Oh golly - too many things! Probably the time it takes to do anything, due to so many hindrances such as lack of money, narrow-mindedness of individuals and ever-increasing administrative hoops.

Where do you see the advances coming in the field of pancreatic cancer oncology?
I think we need to better understand the mechanisms which cause this devastating disease to occur. Prevention is always better than cure and early detection and identification of those at risk will be far more powerful than anything I can do as an oncologist. I think we are a way off achieving this goal though.

Where do you see the advances coming in the treatment of the disease in general?
There are a bunch of new biological agents which are now being introduced into clinical practice. These are targeted treatments based upon our scientific knowledge of why the cancer has occurred and hence far more likely to impact on disease than conventional cytotoxic chemotherapy drugs. My hope is that the selectivity of these new biologicals will allow them to be safely used in patients with earlier stages of disease, to control cancer much in the same way that insulin controls diabetes.
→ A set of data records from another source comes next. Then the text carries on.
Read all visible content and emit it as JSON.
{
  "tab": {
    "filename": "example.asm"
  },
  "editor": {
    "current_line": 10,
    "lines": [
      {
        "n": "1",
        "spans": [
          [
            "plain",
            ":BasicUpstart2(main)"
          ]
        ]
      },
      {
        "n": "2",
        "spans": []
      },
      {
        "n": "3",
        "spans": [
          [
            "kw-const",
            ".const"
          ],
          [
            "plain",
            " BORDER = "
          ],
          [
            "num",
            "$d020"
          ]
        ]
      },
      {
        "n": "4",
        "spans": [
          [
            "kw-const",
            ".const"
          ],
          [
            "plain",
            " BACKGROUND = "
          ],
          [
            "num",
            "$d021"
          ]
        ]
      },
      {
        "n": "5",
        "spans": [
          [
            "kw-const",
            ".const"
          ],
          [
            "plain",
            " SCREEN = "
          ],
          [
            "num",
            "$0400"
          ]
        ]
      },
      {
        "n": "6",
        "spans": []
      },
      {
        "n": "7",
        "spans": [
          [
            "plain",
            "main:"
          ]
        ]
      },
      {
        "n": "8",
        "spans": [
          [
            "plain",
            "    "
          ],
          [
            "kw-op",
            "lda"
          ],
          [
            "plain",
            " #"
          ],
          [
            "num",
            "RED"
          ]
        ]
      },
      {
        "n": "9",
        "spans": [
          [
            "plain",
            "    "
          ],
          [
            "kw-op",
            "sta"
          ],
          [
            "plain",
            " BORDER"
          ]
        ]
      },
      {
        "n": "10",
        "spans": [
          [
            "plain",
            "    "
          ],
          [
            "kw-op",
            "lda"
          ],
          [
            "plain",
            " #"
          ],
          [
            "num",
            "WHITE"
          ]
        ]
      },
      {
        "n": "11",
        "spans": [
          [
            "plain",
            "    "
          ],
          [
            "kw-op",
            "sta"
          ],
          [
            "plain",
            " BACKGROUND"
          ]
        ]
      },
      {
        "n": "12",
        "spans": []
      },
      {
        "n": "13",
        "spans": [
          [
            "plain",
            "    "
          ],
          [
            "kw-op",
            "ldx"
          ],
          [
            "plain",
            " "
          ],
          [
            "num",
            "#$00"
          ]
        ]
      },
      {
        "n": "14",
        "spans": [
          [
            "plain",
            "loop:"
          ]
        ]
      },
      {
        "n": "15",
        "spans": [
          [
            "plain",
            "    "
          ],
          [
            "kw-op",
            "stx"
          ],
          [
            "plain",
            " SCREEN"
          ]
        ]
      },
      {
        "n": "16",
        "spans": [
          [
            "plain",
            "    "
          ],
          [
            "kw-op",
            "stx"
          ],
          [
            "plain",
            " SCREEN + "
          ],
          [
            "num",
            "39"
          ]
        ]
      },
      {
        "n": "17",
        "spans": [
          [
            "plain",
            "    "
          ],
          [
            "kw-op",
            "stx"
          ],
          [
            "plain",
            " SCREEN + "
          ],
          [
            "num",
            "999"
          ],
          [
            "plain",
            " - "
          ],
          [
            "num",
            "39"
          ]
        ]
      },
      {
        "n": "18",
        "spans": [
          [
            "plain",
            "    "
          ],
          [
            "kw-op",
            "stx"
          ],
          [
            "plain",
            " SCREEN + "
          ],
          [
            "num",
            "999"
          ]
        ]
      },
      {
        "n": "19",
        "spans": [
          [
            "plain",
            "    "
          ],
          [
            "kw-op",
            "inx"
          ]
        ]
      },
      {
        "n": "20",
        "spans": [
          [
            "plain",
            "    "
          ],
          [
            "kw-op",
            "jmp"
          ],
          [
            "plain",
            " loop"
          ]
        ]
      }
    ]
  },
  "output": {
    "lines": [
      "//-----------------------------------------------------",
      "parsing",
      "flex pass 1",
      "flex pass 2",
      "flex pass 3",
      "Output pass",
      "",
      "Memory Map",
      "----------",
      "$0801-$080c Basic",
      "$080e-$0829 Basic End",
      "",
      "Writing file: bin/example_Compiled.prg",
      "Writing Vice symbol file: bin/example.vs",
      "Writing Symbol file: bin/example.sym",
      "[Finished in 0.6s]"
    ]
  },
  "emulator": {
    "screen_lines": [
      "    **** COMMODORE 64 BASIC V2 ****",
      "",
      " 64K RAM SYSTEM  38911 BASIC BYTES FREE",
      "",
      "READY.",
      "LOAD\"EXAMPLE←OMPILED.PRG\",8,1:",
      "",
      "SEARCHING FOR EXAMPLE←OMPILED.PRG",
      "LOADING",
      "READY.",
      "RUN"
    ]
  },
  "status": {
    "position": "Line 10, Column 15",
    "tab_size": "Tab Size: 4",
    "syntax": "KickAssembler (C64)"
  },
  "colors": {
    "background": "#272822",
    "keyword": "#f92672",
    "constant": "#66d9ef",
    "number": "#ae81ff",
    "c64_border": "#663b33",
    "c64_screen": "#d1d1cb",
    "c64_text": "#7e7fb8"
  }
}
They may yet prove to be effective preventative agents too.

What changes would you make to current management of pancreatic cancer that would have most impact on outcomes for patients?
Drug treatment is icing-on-the-cake stuff, really. The key problem with this cancer is late stage of presentation. We need to do everything we can to raise awareness with the public, GPs and general physicians to be thinking of this disease early on and refer patients to specialist centres while the tumour is still in its infancy and potentially operable. I mentioned earlier that prevention is better than cure. There are 2 well established 'life style' risk factors for this disease: smoking and excess alcohol consumption. Though many cancer patients will develop their condition out of sheer chance, I cannot stress enough the importance of getting the message over to the public that their lives are in their own hands, to an extent.

Why are you keen to help Pancreatic Cancer UK?
For all the reasons already alluded to above - to help raise awareness of the 5th commonest cause of cancer death in this country, to encourage active research in this disease. I believe that public pressure today is probably far more influential than the medical profession in determining resource allocation at least at government level. I am also very keen to learn more about the lay public's view of cancer and medicine. Perhaps I might be a more compassionate, more helpful and useful doctor by understanding better the viewpoints of patients and their families and what is most important to them in their time of need.